This Article is From Jul 05, 2019

India Will Be Open Defecation Free This Year: Finance Minister In Budget

Budget 2019: Union Finance Minister Nirmala Sitharaman also proposed to expand the Swachh Bharat mission to undertake sustainable solid waste management in every village, harnessing latest technology.

India Will Be Open Defecation Free This Year: Finance Minister In Budget

Union Budget 2019: 9.6 crore toilets have been constructed since October 2, 2014.

New Delhi:

India will be made open-defecation free (ODF) on October 2, 2019, Union Finance Minister Nirmala Sitharaman said on Friday. "I am happy and satisfied to report that India will be made Open Defecation Free on October 2nd, 2019, per the dream of Prime Minister Narendra Modi," Ms Sitharaman said while presenting Union Budget 2019-20 in Lok Sabha. Ms Sitharaman also proposed to expand the Swachh Bharat Mission to undertake sustainable solid waste management in every village, harnessing latest technology.

"9.6 crore toilets have been constructed since October 2, 2014. More than 5.6 lakh villages have become open defecation free. We have to build on this success. I propose to expand the Swachh Bharat Mission to undertake sustainable solid waste management in every village, harnessing the latest technology," she said amid desk thumping by lawmakers of treasury benches.
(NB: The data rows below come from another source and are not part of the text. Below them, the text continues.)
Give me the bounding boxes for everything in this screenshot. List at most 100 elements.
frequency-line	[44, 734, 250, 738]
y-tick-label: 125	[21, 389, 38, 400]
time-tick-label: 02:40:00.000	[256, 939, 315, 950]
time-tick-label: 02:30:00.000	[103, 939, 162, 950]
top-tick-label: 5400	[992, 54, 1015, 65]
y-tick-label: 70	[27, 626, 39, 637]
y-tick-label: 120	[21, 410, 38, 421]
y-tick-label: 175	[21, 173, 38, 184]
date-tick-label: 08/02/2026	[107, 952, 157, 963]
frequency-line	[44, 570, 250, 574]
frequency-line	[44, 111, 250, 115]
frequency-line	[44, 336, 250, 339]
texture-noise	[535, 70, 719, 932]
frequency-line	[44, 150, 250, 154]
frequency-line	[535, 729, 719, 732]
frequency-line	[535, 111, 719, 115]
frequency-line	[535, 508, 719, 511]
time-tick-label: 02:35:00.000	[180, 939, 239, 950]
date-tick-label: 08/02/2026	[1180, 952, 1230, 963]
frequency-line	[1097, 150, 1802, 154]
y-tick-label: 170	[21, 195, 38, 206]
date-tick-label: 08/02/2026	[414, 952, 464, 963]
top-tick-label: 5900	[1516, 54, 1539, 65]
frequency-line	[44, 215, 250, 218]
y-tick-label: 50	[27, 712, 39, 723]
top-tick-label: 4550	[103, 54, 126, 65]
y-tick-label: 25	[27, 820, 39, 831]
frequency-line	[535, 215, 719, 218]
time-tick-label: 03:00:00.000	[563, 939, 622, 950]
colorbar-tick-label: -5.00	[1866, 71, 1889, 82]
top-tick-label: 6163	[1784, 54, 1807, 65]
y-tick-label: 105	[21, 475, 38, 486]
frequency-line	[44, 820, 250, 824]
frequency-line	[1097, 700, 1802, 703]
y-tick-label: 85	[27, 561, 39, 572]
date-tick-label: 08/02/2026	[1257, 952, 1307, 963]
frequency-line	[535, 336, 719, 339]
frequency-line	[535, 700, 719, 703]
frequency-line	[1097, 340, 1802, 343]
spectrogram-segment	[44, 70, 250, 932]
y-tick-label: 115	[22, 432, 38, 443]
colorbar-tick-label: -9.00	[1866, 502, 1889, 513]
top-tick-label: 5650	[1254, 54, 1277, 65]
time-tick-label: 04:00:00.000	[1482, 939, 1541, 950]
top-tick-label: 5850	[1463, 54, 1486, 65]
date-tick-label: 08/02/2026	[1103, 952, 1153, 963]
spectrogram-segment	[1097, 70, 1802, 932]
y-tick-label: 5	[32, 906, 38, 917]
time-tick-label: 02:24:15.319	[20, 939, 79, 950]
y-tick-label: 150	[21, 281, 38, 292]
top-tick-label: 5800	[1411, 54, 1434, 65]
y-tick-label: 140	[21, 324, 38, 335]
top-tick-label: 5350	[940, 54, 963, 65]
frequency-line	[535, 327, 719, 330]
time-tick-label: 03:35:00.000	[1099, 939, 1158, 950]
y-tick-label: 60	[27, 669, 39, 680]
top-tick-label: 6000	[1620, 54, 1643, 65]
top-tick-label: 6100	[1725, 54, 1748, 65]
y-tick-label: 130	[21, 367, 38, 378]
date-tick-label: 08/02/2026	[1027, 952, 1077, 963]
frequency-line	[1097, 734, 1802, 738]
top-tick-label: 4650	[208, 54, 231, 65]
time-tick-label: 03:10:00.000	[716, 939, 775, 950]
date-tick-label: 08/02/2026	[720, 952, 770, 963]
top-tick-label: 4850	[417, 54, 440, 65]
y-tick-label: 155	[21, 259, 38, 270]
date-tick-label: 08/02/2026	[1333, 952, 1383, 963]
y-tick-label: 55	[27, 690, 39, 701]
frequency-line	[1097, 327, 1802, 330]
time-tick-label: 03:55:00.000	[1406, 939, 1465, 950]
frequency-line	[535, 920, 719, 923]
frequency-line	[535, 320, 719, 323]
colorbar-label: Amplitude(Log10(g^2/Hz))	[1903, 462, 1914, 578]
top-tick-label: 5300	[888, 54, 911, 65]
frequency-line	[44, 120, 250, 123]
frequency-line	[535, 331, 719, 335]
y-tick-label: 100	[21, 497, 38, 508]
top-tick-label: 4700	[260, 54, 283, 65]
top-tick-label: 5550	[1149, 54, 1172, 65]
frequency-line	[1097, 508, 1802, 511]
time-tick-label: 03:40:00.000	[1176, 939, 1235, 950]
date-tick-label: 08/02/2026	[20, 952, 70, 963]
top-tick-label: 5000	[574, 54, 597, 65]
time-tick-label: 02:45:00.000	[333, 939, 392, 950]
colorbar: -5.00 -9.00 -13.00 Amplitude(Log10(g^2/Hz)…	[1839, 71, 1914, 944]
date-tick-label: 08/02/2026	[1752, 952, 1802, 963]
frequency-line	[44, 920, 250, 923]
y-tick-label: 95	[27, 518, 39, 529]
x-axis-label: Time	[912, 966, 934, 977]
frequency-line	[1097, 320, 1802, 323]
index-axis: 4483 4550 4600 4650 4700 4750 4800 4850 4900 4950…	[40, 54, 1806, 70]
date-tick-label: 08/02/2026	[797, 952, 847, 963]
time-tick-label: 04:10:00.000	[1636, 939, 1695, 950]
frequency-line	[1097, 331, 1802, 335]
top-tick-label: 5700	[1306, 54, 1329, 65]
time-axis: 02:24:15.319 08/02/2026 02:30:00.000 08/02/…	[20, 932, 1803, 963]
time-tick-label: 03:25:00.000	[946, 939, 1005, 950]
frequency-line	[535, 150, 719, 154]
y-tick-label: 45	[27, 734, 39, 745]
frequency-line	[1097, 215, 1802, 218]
The Economic Survey 2018-19 which Ms Sitharaman tabled in Parliament on Thursday outlined the progress made in the mission that was initiated in 2014 to achieve universal sanitation coverage by October 2, 2019.

The Swachh Bharat Mission is one of the largest cleanliness drives in the world and is also an attempt to initiate behavioural change.

"Through Swachh Bharat Mission, 99.2 per cent of rural India has been covered in the last four years. Since October 2014, over 9.5 crore toilets have been built all over the country and 564,658 villages have been declared open-defecation free (ODF)," says the survey.

As on 14 June 2019, 30 States and Union Territories are 100 per cent covered with an individual household latrine (IHHL). The Swachh Bharat Mission has significantly improved health outcomes," the report says.

The mission has also helped reduce diarrhea and malaria among children below five years, stillbirth and low birth weight (newborn with weight less than 2.5 kgs).

"This effect is particularly, pronounced in districts where IIHL coverage was lower is 2015," adds the survey.